Transplants. Some vegetables, such as broccoli, cabbage, eggplant, pepper, sweet potato, and tomato, are usually started in the garden by means of transplants. You can buy these plants or grow them yourself indoors. Follow these directions when setting plants into the garden:

  1. Transplant if possible on a cloudy day or in the evening.
  2. Handle plants with care. About an hour before transplanting, thoroughly water plants and soil in the containers (pots, bands, flats, etc.). Roots of plants in flats should be blocked out with a knife to get as much soil as possible with each root. Carefully remove plants without disturbing the roots. Keep a ball of soil around the roots. Keep the roots moist at all times when they are out of the soil.
  3. Dig a hole large enough so that the transplanted plant sets at the same depth that was growing in the container.

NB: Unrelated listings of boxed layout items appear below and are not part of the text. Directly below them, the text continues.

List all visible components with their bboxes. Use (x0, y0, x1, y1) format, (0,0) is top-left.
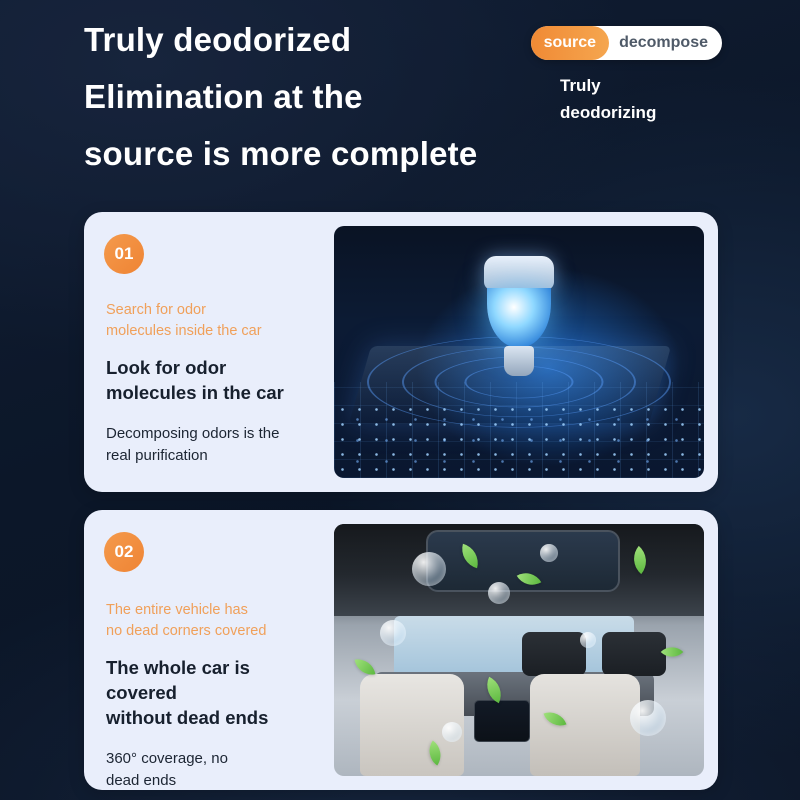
fresh-leaf-icon (355, 657, 376, 678)
car-center-screen-shape (474, 700, 530, 742)
badge-label-decompose: decompose (619, 34, 708, 51)
card-subtitle-line-2: no dead corners covered (106, 623, 267, 640)
air-bubble (540, 544, 558, 562)
card-title-line-2: without dead ends (106, 706, 269, 728)
card-text-block (106, 600, 326, 791)
device-glass-shape (487, 288, 551, 348)
air-bubble (580, 632, 596, 648)
card-subtitle-line-1: Search for odor (106, 302, 206, 318)
car-windshield-shape (394, 616, 634, 678)
purifier-device-shape (482, 256, 556, 376)
step-number-badge: 01 (104, 234, 144, 274)
card-description-line-2: real purification (106, 446, 208, 464)
car-interior-coverage-photo (334, 524, 704, 776)
card-description-line-1: Decomposing odors is the (106, 424, 280, 442)
feature-card-02 (84, 510, 718, 790)
device-cap-shape (484, 256, 554, 290)
air-bubble (630, 700, 666, 736)
card-description-line-1: 360° coverage, no (106, 749, 228, 767)
air-bubble (488, 582, 510, 604)
headline-line-2: Elimination at the (84, 77, 363, 115)
card-title-line-2: molecules in the car (106, 382, 284, 403)
badge-caption-line-1: Truly (560, 76, 601, 95)
card-title-line-1: The whole car is covered (106, 657, 250, 703)
particle-dots-shape (334, 402, 704, 472)
car-seat-shape (530, 674, 640, 776)
badge-caption-line-2: deodorizing (560, 103, 657, 123)
device-base-shape (504, 346, 534, 376)
card-subtitle (106, 600, 326, 642)
page-title (84, 12, 584, 182)
card-description (106, 423, 326, 467)
headline-line-3: source is more complete (84, 134, 478, 172)
card-subtitle (106, 300, 326, 342)
badge-label-source: source (531, 26, 609, 60)
card-subtitle-line-2: molecules inside the car (106, 323, 262, 340)
badge-caption (560, 72, 720, 126)
card-description (106, 748, 326, 792)
step-number-badge: 02 (104, 532, 144, 572)
card-description-line-2: dead ends (106, 771, 177, 789)
air-bubble (442, 722, 462, 742)
card-subtitle-line-1: The entire vehicle has (106, 602, 248, 618)
headline-line-1: Truly deodorized (84, 21, 352, 58)
card-title (106, 356, 326, 406)
air-bubble (380, 620, 406, 646)
card-title-line-1: Look for odor (106, 357, 227, 379)
feature-card-01 (84, 212, 718, 492)
card-text-block (106, 300, 326, 466)
source-decompose-badge (531, 26, 722, 60)
car-headrest-shape (602, 632, 666, 676)
header (0, 0, 800, 196)
air-bubble (412, 552, 446, 586)
card-title (106, 656, 326, 731)
car-headrest-shape (522, 632, 586, 676)
car-air-purifier-device-photo (334, 226, 704, 478)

The only exception to this rule is if you have tall, spindly tomato plants. They can be set on an angle in a shallow trench. Cover the stem with soil roots will form along the stem.
  4. Use starter solution to get plants off to a fast start. Mix an all-soluble fertilizer high in phosphorus (e.g. 1-52-17 or 10-50-10) at the rate of approximately 1 tablespoon per gallon of water. When you transplant, place about 1 cup of the solution around the roots of each plant.
  5. Cover the roots with soil and firm the soil tightly around the plant.
  6. Protect plants from heat, wind, or cold if necessary. Plant protectors (sometimes called hot caps) made of paper or plastic are available to lessen trouble from frost in the spring. Homemade devices can be made from baskets, boxes, or jars. Do not leave the protector over the plants longer than necessary. If it gets warm during the daytime, remove the protector or open it so that the plants receive ventilation.